The I Ching Pack
Deck and Book Set by Anthony Clark and Richard Gill

The artwork on this set is very well done and I had seen it in a catalog a long time ago and wanted it even back then.  I will not pretend I know anything about I Ching, however, and I thought I could learn it easily enough from the set.  This is a lot harder than it sounds.  The book that is enclosed with the set is a very nice little one with a good deal of information presented in a short piece of literature, but it makes no claims to being a complete guide to the I Ching.
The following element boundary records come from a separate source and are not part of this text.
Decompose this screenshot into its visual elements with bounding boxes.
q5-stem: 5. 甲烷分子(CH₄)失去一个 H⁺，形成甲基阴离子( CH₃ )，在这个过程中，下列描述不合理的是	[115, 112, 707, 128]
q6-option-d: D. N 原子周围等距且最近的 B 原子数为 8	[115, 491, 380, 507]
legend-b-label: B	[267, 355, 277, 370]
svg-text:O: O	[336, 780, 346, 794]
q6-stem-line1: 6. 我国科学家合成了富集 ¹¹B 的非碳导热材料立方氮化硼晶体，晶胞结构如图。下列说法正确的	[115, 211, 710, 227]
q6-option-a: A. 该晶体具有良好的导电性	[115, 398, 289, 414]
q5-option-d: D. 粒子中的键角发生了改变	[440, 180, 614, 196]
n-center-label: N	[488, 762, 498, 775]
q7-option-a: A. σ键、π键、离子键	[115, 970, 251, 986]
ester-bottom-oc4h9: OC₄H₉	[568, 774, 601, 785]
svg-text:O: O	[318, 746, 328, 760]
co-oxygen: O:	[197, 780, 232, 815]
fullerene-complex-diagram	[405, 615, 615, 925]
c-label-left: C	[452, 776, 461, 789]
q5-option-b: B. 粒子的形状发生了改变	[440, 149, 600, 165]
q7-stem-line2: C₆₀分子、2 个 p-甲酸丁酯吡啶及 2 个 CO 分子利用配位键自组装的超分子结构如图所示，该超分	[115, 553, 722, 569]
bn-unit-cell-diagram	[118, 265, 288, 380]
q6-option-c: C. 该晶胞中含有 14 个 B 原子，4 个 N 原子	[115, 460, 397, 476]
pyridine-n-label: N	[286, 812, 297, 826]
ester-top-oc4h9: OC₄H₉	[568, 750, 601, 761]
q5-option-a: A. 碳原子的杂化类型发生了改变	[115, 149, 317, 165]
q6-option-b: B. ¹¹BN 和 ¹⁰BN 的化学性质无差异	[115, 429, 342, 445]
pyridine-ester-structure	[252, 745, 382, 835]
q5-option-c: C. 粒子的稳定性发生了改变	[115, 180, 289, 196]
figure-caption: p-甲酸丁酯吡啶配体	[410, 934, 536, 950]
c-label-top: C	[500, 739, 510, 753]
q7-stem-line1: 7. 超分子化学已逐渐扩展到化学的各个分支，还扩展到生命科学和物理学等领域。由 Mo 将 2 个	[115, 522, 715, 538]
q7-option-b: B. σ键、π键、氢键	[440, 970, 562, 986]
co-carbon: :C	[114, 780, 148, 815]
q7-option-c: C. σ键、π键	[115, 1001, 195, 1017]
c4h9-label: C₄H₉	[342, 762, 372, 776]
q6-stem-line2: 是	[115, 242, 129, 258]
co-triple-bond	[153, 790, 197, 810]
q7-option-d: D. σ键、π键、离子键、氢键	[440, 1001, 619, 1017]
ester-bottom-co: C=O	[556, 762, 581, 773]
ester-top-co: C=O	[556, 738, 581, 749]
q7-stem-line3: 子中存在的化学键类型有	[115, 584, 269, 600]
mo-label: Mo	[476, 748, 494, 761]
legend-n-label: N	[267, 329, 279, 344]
In fact, the entire basis of the set is that it is an abbreviated and supposedly easier system to working with the I Ching.  I'm not sure that in this case a shortcut is a good idea.  I would say that someone with at least an elementary foundation in the I Ching would get more from this deck than say, a beginnner, like me.

There are no Major or Minor Arcana being that this is not a tarot deck.  There are, separate from the rest of the cards in the deck, a set of eight trigram cards.  The Little Book explains how the trigrams are made, each is a combination of yin and yang characteristics.  It is like an ancient Chinese binary code system.  I never could learn how to use binary code.

The cards in the rest of the deck (there are 64) show a fully illustrated picture from typical Chinese life.  It is hard to tell what period of Chinese life is depicted.  I believe this may have been done on purpose to give a more universal feel to the deck.  On the face of each card is a white circle with the appropriate hexagram on it.  There are also small white rectangles with Chinese characters on them; these are never explained, as it explicitly states in the book that there are no other characters or identifying marks on the cards.  There is no numbering or titling system in place.  You have to match each card up to the picture in the book in order to find out what page to read about it on.

Coming from a tarot perspective, I do have to say that a real lot of these cards are intuitive enough that you can glean their meaning from looking at them, without even looking in the book once.  I suspect one could use the deck to some purpose this way, without learning the I Ching, although purists will say that is not possible.

Personally I would recommend this deck for people who already have a foundation in the I Ching and who aren't necessarily just starting out with it.  The art is good enough that it will make a nice addition to a collection as well.